В своих работах я стараюсь ничего не пояснять, не разжевывать, как это делают многие документалисты, мне хочется как можно больше времени уделить рассказу самих героев. Часто для киношного эффекта проблема либо создается с нуля, либо насильно поддерживается кинематографическими инструментами. Я стараюсь это минимизировать, просто показываю, какие разные, самобытные люди существуют на нашей планете, какой удивительный сам по себе человеческий мир.
— Недавно вышел ваш фильм о студенческой экспедиции в Гималаи. Над какими проектами вы работаете сейчас, куда планируете отправиться дальше?
— Опять в Гималаи, но в другой регион, цель у нас будет схожая с предыдущей — описать влияние климата на природу и человека, понять, как местные жители справляются с вызовами современности. Во многом эта проблема может касаться и нас, особенно горных регионов нашей страны: Алтая, Приэльбрусья. Над этим проектом работает целый отряд профессионалов, в том числе наши студенты, магистранты и бакалавры: мы делаем интервью, снимаем фото/видео, ведем полевые дневники, пишем научные и научно-популярные статьи, планируем организовать выставку.
Кроме того, уже второй год мы проводим мастерскую документального кино и фотографии, которой я руковожу. Еще один наш проект, который стартовал в этом году совместно с фондом, занимающимся онкобольными детьми, — это съемка 12-серийного фильма, посвященного преодолению тяжелых заболеваний детьми и их родителями в Петербурге. Мне кажется, что это очень важный социальный проект.
Также было положено начало исследованию творческого потенциала и устойчивости молодежи Северо-Кавказского региона. Мы уже побывали в Нальчике, продолжим в Пятигорске, а на следующий год нас ждут не менее интересные локации: Ставрополь, Черкесск и Владикавказ. Параллельно с проведением полевого исследования будем снимать и документальное кино.
— Вы учились в одном из топовых мировых вузов — New York Film Academy. Почему вы решили вернуться в Россию и продолжить работу здесь?
— До этого я еще год работал в Великобритании, в Бирмингеме. Почти в каждой стране, где я был, а таковых наберется под 40, я проводил много времени. По месяцу, по два. Везде я закапывался под кожу, дабы почувствовать ритм города и сердцебиение народа. И нигде я не чувствовал такой родной и искренний бит, как в России.

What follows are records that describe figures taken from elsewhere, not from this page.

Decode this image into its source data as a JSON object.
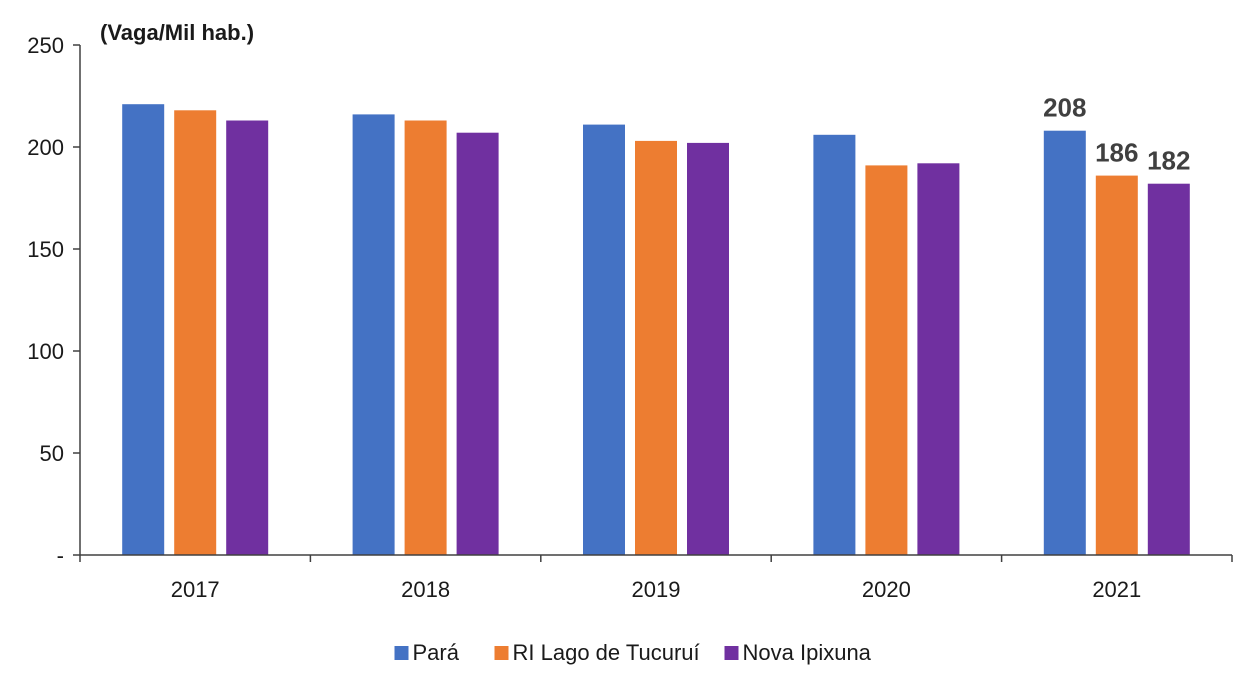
{
  "chart_data": {
    "type": "bar",
    "unit_label": "(Vaga/Mil hab.)",
    "categories": [
      "2017",
      "2018",
      "2019",
      "2020",
      "2021"
    ],
    "series": [
      {
        "name": "Pará",
        "color": "#4472C4",
        "values": [
          221,
          216,
          211,
          206,
          208
        ],
        "labels": [
          null,
          null,
          null,
          null,
          "208"
        ]
      },
      {
        "name": "RI Lago de Tucuruí",
        "color": "#ED7D31",
        "values": [
          218,
          213,
          203,
          191,
          186
        ],
        "labels": [
          null,
          null,
          null,
          null,
          "186"
        ]
      },
      {
        "name": "Nova Ipixuna",
        "color": "#7030A0",
        "values": [
          213,
          207,
          202,
          192,
          182
        ],
        "labels": [
          null,
          null,
          null,
          null,
          "182"
        ]
      }
    ],
    "y_ticks": [
      {
        "value": 0,
        "label": "-"
      },
      {
        "value": 50,
        "label": "50"
      },
      {
        "value": 100,
        "label": "100"
      },
      {
        "value": 150,
        "label": "150"
      },
      {
        "value": 200,
        "label": "200"
      },
      {
        "value": 250,
        "label": "250"
      }
    ],
    "ylim": [
      0,
      250
    ],
    "legend_position": "bottom",
    "grid": false
  }
}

Отвечая на ваш вопрос, не могу не вспомнить своих бабушку и дедушку. Думаю, что именно они привили мне безусловное чувство патриотизма. Ульяновск и Краснодар 90-х и начала 2000-х — отнюдь не романтичные места для взросления. При всем этом я всегда обожал свою страну, чтил ее историю, уважал ценности, религиозное, национальное разнообразие и всегда понимал, что у нас абсолютно уникальная национальная идея, которую мне никто не формулировал, но она всегда была у меня в голове. И это не квасной патриотизм: я видел все своими глазами тогда, вижу и сейчас. Мне кажется странной огульная критика всей России, исходящая от людей, едва выходивших за пределы своей парадной. Помнится, в Англии ребята-алжирцы, работавшие со мной в пиццерии, дико удивились, когда я не пошел подавать документы на убежище. А я удивился и до сих пор удивляюсь, что кто-то хочет сменить место жительства.

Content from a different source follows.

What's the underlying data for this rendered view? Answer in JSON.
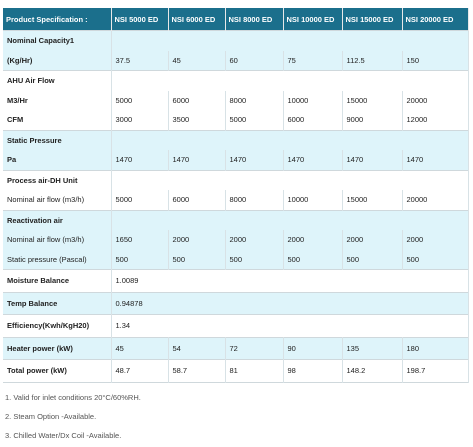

Помнится, в Англии ребята-алжирцы, работавшие со мной в пиццерии, дико удивились, когда я не пошел подавать документы на убежище. А я удивился и до сих пор удивляюсь, что кто-то хочет сменить место жительства.
— Есть ли у вас с мамой какие-то семейные традиции?
— Писать друг другу поздравительные открытки. Мама обижается, если я забываю это сделать. Причем важно, чтобы это были не общие слова или открытка с уже сочиненным кем-то стишком, а развернутое письмо об отношениях, о том, чего бы хотелось. Иногда я нахожу старые записи, которые содержали долгие трактаты о том, каким человеком я должен стать. Видимо, были подозрения, что я стану не очень хорошим.
— Как вы считаете, на чем должна строиться семья?
— Базовые вещи — уважение к персональным границам, безусловная любовь и готовность помочь везде и всегда. Доброта, конечно же. Если они есть, то семья выдержит любые испытания.